Pantoloan - Atensinews.co.

‎Terminal Petikemas (TPK) Pantoloan menerima kunjungan tim Kantor Pengawasan dan Pelayanan Bea dan Cukai (KPPBC) Pantoloan dalam rangka pelaksanaan survei lapangan sebagai bagian dari proses penetapan kawasan kepabeanan di Pelabuhan Pantoloan, Sulawesi Tengah.

‎Survei lapangan yang dilakukan oleh tim Kantor Pengawasan dan Pelayanan Bea dan Cukai Pantoloan bertujuan memastikan kesiapan sarana dan prasarana, sistem pengawasan, serta kesesuaian kawasan yang diusulkan dengan ketentuan kepabeanan yang berlaku. Verifikasi lapangan ini menjadi salah satu tahapan penting sebelum diterbitkannya penetapan kawasan kepabeanan.

‎Terminal Head TPK Pantoloan, Chaerur Rijal, menyampaikan apresiasi atas sinergi yang terjalin antara Pelindo dan Bea Cukai Pantoloan dalam mendukung peningkatan tata kelola layanan kepelabuhanan.

‎“Kami menyambut baik pelaksanaan survei lapangan ini sebagai bagian dari upaya bersama untuk mewujudkan kawasan kepabeanan yang memenuhi ketentuan dan standar yang berlaku.

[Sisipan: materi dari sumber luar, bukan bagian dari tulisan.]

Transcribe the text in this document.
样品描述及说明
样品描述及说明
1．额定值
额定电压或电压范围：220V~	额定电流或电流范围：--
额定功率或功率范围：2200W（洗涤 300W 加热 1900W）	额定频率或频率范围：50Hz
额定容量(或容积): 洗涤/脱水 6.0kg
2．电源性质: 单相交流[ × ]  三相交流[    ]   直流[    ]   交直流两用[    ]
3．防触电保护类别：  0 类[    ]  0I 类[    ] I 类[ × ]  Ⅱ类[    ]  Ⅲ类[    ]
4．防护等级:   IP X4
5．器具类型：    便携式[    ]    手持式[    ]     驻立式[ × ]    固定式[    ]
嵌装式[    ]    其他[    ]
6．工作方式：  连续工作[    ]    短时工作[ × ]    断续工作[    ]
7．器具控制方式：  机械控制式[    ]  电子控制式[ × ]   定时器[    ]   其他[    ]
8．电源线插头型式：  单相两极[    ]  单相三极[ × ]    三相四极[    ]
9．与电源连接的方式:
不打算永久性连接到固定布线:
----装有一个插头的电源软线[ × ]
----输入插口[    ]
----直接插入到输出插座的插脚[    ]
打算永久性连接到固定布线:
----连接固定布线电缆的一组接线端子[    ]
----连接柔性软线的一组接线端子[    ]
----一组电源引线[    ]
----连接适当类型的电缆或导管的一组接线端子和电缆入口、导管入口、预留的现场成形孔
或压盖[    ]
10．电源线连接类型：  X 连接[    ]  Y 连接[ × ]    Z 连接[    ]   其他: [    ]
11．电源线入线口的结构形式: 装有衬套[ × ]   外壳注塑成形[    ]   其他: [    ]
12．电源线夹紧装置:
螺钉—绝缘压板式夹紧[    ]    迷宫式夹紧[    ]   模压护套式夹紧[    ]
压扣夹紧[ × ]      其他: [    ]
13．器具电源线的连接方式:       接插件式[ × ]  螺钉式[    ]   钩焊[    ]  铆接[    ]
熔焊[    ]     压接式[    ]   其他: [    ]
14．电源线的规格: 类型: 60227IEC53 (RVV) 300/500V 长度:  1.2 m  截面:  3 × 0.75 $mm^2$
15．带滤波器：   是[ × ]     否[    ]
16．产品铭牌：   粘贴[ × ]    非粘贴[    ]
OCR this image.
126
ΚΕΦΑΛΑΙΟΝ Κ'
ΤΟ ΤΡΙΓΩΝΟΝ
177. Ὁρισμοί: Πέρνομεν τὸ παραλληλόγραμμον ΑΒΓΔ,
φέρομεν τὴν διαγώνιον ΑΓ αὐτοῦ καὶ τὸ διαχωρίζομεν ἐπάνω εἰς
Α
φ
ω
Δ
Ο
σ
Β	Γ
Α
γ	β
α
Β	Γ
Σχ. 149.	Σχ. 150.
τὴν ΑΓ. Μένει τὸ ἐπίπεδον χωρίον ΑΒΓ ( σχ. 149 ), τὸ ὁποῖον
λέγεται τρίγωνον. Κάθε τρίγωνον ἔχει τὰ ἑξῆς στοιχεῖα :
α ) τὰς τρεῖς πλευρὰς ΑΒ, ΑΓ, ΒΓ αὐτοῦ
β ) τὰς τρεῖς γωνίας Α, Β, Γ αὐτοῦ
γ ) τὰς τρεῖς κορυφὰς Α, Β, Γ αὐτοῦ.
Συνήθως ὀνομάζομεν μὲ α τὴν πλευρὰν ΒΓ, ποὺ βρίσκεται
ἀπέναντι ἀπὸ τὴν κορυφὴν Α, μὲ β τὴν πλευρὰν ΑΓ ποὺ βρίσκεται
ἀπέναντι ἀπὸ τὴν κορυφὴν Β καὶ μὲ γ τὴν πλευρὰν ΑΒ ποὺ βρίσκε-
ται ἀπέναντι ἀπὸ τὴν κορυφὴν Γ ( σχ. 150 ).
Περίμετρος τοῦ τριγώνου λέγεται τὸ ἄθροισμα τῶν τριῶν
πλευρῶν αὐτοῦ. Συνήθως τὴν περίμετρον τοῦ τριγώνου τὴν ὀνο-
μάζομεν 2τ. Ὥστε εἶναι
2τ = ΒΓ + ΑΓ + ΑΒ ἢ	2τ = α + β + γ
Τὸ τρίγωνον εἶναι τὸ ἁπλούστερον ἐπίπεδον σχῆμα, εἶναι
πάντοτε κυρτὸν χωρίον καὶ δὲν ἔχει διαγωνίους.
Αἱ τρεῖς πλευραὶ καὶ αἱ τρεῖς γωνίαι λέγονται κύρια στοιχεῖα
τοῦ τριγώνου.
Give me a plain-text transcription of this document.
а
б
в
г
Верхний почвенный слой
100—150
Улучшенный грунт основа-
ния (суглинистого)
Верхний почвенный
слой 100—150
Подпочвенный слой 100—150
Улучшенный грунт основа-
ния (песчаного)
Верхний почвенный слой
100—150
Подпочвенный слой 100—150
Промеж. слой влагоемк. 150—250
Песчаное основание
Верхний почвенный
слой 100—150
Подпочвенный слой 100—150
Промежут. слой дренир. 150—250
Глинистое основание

TPK Pantoloan berkomitmen mendukung seluruh proses yang diperlukan guna meningkatkan kualitas pelayanan, efektivitas pengawasan, serta kelancaran arus logistik di Pelabuhan Pantoloan,” ujar Chaerur.

‎Menurutnya, penetapan kawasan kepabeanan akan memperkuat peran Pelabuhan Pantoloan sebagai simpul logistik strategis di Sulawesi Tengah sekaligus mendukung kelancaran kegiatan ekspor, impor, dan distribusi barang.

‎Saat ini, komoditas ekspor yang dilayani melalui Pelabuhan Pantoloan antara lain durian montong asal Kabupaten Parigi Moutong dan kelapa beserta produk turunannya. Kedua komoditas tersebut memiliki potensi pasar ekspor yang terus berkembang, sehingga membutuhkan dukungan infrastruktur dan layanan logistik yang andal.

‎Chaerur menambahkan, keberadaan kawasan kepabeanan yang didukung fasilitas terminal peti kemas akan membuka peluang peningkatan layanan ekspor, termasuk penanganan peti kemas berpendingin (reefer container), layanan stuffing komoditas ekspor, serta penguatan kolaborasi dengan eksportir, perusahaan pelayaran, dan instansi terkait.

‎“Durian montong Parigi Moutong dan kelapa merupakan komoditas unggulan yang memiliki kontribusi penting terhadap aktivitas ekspor Sulawesi Tengah. Kami berharap dukungan infrastruktur dan layanan peti kemas yang semakin baik dapat meningkatkan daya saing.

‎produk daerah di pasar global sekaligus mendorong pertumbuhan ekonomi secara berkelanjutan,” kata Chaerur.

‎Sementara itu, Pejabat Pemeriksa Bea dan Cukai (P2) KPPBC Pantoloan, I Made Nukeyada menjelaskan bahwa kegiatan tersebut merupakan tindak lanjut dari kunjungan kerja Kepala Kantor Wilayah Direktorat Jenderal Bea dan Cukai Sulawesi Bagian Utara ke Pelindo TPK Pantoloan pada April 2026.

‎"Tim melakukan verifikasi terhadap kesiapan fasilitas dan area operasional Pelindo TPK Pantoloan, termasuk lapangan penumpukan dan TPFT sebagai fasilitas pendukung pemeriksaan barang. Hasil survei lapangan ini akan menjadi bahan laporan kepada Kantor Wilayah Bea Cukai dalam proses penetapan kawasan kepabeanan," kata I Made Nukeyada.